抜いては刺し、抜いては刺し、何度も繰り返し私の左右の腕は血だらけになった。
ようやく血管を突き抜けた針が、注射器の中に血液を送り込んだ。
私は震える指先で体の中に覚醒剤を注入した。
炙りでは得られないソフトなあたりが私を支配した。
途端に私はフラッシュバックを起こし、覚醒剤を使用した時に始まる「カタ」が現れ、最悪の精神状態へとなだれ込んだ。
キャッシュカードの中の僅かな貯蓄をすべて下ろし、何も考えず女を買いに行った。
二万円も有れば足りるはずの女遊びも、延長を繰り返し一瞬で五万円が消えた。
あまりの執拗さに女が嫌がったのか、これ以上の延長は出来ないと断られた。
別の店へ移動した。
果てることの無い性欲は、久しぶりの注射器による覚醒剤の使用で縮こまり切った逸物では満たすことが出来なかった。
夜も12時が過ぎ、風俗店は電気を消し、嫌というほど沸き上がる性欲を満たせないまま、私はインターネットカジノへと向かった。
その日の出勤時間の間際までかかり、私は刑務所から出て今日までやっとの思いで貯め込んだ僅かな貯蓄をすべて失った。

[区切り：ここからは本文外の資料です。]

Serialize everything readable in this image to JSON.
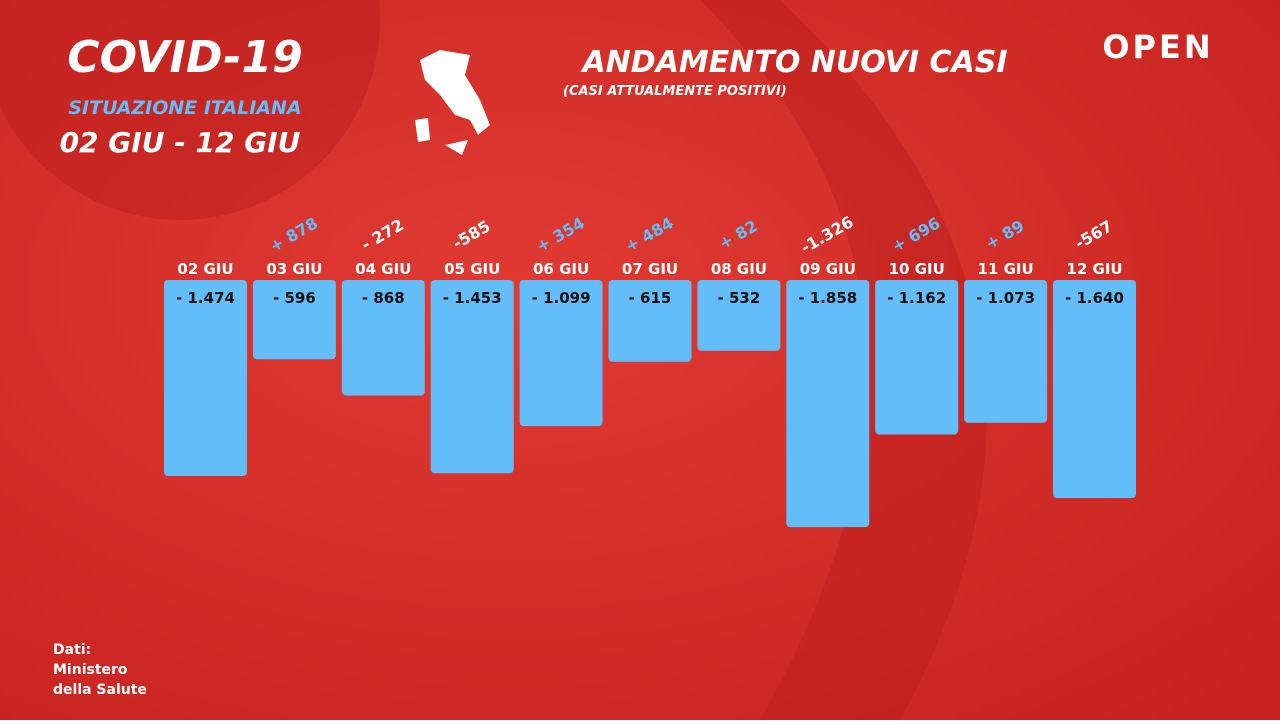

重い身体を引き摺るように家へ帰り、顔を洗い歯を磨いた。
鏡を見た。
目は落ち窪み、げっそりと痩せた私がいた。
立派な覚醒剤中毒者の疲れ果てた私がジッと私の顔を見つめていた。
一瞬仕事に行くのをやめようか…と思った。
だがしかし…勤め先の社長は昔からの友人…私の様子がおかしければすぐに覚醒剤の使用を疑うだろう。
二度と薬に手を出さないと言う私の言葉を信じ、仕事を与えてくれた大恩の有る親友だ。
バレたくはなかった。
仕事中はいつも掛けない眼鏡を掛け、マスクをして仕事に出かけた。
冬だと言うのに大量の汗をかき、薬物使用者丸出しだ…。
当然仕事になどならなかった。
ひどく落ち込んでいる自分がいた。
やめなきゃ…こんなことをいつまでも続けていたのでは、せっかくここまで築いて来た信用も、私を信じて向かい入れてくれた仕事の仲間さえもすべて失ってしまう…。

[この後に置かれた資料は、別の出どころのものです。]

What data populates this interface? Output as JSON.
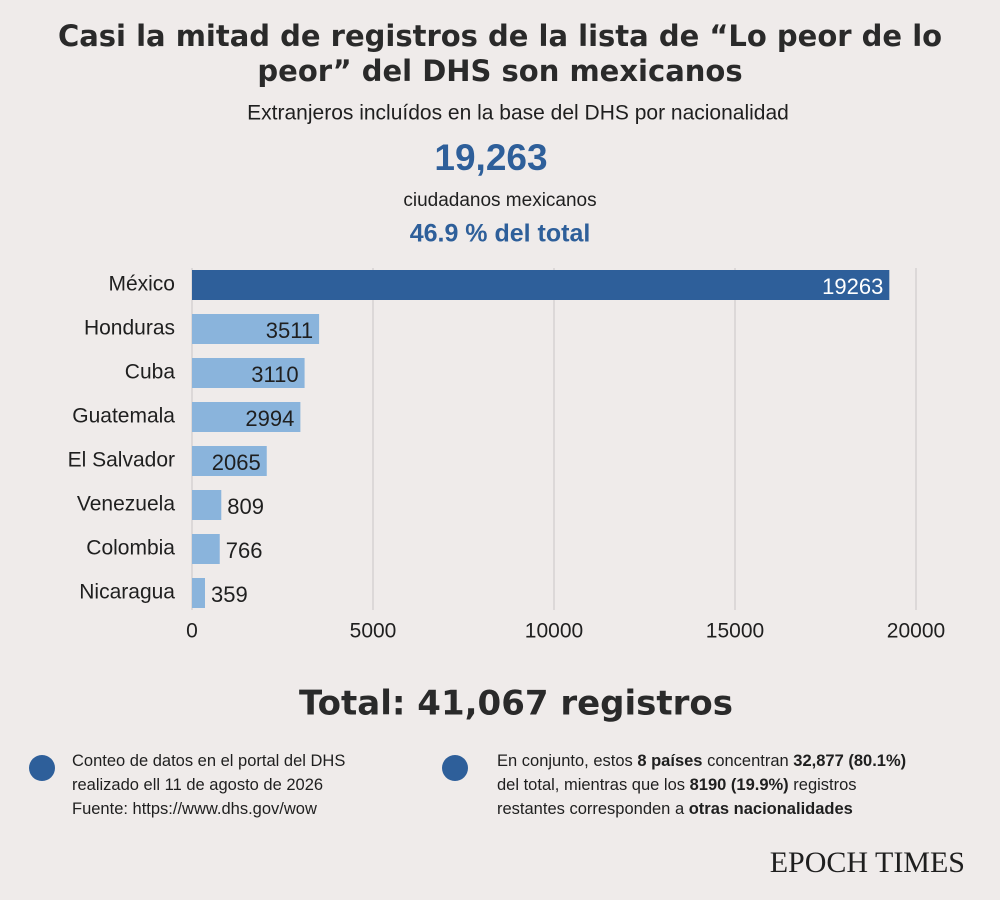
{
  "header": {
    "title_lines": [
      "Casi la mitad de registros de la lista de “Lo peor de lo",
      "peor” del DHS son mexicanos"
    ],
    "subtitle": "Extranjeros incluídos en la base del DHS por nacionalidad",
    "highlight_number": "19,263",
    "highlight_caption": "ciudadanos mexicanos",
    "highlight_share": "46.9 % del total"
  },
  "chart_data": {
    "type": "bar",
    "orientation": "horizontal",
    "categories": [
      "México",
      "Honduras",
      "Cuba",
      "Guatemala",
      "El Salvador",
      "Venezuela",
      "Colombia",
      "Nicaragua"
    ],
    "values": [
      19263,
      3511,
      3110,
      2994,
      2065,
      809,
      766,
      359
    ],
    "colors": [
      "#2e5f9a",
      "#8ab4dc",
      "#8ab4dc",
      "#8ab4dc",
      "#8ab4dc",
      "#8ab4dc",
      "#8ab4dc",
      "#8ab4dc"
    ],
    "xlim": [
      0,
      20000
    ],
    "xticks": [
      0,
      5000,
      10000,
      15000,
      20000
    ],
    "grid": true
  },
  "total": "Total: 41,067 registros",
  "notes": [
    {
      "lines": [
        [
          {
            "text": "Conteo de datos en el portal del DHS"
          }
        ],
        [
          {
            "text": "realizado ell 11 de agosto de 2026"
          }
        ],
        [
          {
            "text": "Fuente: https://www.dhs.gov/wow"
          }
        ]
      ]
    },
    {
      "lines": [
        [
          {
            "text": "En conjunto, estos "
          },
          {
            "text": "8 países",
            "bold": true
          },
          {
            "text": " concentran "
          },
          {
            "text": "32,877 (80.1%)",
            "bold": true
          }
        ],
        [
          {
            "text": "del total, mientras que los "
          },
          {
            "text": "8190 (19.9%)",
            "bold": true
          },
          {
            "text": " registros"
          }
        ],
        [
          {
            "text": "restantes corresponden a "
          },
          {
            "text": "otras nacionalidades",
            "bold": true
          }
        ]
      ]
    }
  ],
  "logo": "EPOCH TIMES"
}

そう思いながらも、私はまだ僅かに残っている1回分にも満たない覚醒剤の残りを捨てられずにいた。
この物語は「いくら薬物依存者であっても、すべての人がそうだとは言わないが…」と言う前提で書き始めた。
しかし…この時私に起きた出来事は「今はやめている」と胸を張るすべての薬物経験者にいつ起きても不思議では無い事へと場面は展開しているのを理解してほしい。